A plausible explanation might be that the old municipal boundary of Belfast followed the canal line, and the old county boundary between Antrim and Down followed the river, leaving Moreland's Meadow stuck between.

This was surprisingly difficult to verify with online sources. The Ordnance Survey used to have a very nifty historical maps website, but it seems to be offline. Then I found a Google Books copy of Belfast: Approach to Crisis: A Study of Belfast Politics 1613–1970, published in 1973, a bit behind the curve, by Ian Budge and the late great Cornelius O'Leary (my father is referenced in a footnote on page 65). This has a map on page xxii showing the 1853 and 1896 boundaries, conveniently set off by shading to indicate the ambition of Belfast Corporation to annex neighbouring territory in 1947. Moreland's Meadow is roughly under the "E" in "RIVER LAGAN".

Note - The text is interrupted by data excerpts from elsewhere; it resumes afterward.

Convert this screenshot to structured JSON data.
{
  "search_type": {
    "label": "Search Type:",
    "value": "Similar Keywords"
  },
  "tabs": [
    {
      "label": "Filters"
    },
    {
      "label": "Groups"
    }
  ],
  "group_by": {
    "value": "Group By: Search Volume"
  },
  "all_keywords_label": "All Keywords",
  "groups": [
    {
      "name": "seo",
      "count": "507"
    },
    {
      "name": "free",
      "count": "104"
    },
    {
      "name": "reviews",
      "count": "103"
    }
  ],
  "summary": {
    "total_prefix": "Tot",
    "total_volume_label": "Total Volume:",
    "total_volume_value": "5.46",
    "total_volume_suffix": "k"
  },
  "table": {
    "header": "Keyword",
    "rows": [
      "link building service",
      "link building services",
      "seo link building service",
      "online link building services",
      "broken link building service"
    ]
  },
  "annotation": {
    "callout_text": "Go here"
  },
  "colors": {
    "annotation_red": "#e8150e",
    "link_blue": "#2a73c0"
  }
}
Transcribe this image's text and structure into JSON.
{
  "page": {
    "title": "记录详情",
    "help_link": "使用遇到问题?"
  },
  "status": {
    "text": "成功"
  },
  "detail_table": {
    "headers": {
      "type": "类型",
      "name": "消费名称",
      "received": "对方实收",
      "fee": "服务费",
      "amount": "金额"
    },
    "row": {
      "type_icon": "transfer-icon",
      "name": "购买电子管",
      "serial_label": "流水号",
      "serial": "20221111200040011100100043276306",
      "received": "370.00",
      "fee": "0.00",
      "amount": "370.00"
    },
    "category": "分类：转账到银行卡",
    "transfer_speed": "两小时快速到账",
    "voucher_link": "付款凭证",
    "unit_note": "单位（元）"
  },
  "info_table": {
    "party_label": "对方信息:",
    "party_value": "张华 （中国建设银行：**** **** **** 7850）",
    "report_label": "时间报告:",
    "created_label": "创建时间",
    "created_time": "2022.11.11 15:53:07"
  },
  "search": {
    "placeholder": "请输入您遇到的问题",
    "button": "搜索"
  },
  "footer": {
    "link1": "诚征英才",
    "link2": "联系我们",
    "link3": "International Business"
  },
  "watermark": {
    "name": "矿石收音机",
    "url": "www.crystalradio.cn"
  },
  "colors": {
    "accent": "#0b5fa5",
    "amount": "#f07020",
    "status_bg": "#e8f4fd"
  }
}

It's clear enough that the sharper angle of the canal, rather than the kink in the river, is that followed by the Belfast boundary. But it is if anything implied that the Antrim/Down boundary followed that of the city vs the countryside.

However. At last I located what appears to be a 1915 map of Belfast at the Charles Close collection, and this makes it clear that my initial suspicions were correct.

This map does indeed make it fairly clear where the Belfast boundaries and the Antrim/Down boundaries diverge. At the bottom left, the Belfast boundary comes in along the Upper Malone Road and the Malone Road and hits the river at Shaw's Bridge, while the county boundary continues along the river. And at the top right, again the county boundary continues along the river, while the Belfast boundary strikes east along the streets now known as Hampton Park and Galwally Park. And in the middle, the characteristic shape of Moorland's Meadow is reinforced by the Belfast boundary running along the canal to the west, and the county boundary running along the river to the east. It also fits rather neatly with the much rougher map that I started with. So my theory was right.

I do not know whether Moreland's Meadow was included in Belfast, Antrim or Down for the purposes of the electoral register. In practice, it is unlikely to have mattered - I suspect it has never had a permanently resident human population. In 1973 (possibly earlier, but I think not until then) it was incorporated into the new Belfast District Council, and the boundary between Belfast and Castlereagh Districts ran along the river (not the canal) until the local government reform of a couple of years ago, when Belfast expanded to the ring road east of the river and the entire area became part of the city.

It's been interesting to research this in the week that Belgium and the Netherlands swapped parcels of land and adjusted their border peacefully. That resolved a boundary that lasted from 1843 to 2016; the Moreland's Meadows enclave was considerably smaller, and lasted at most for 75 years.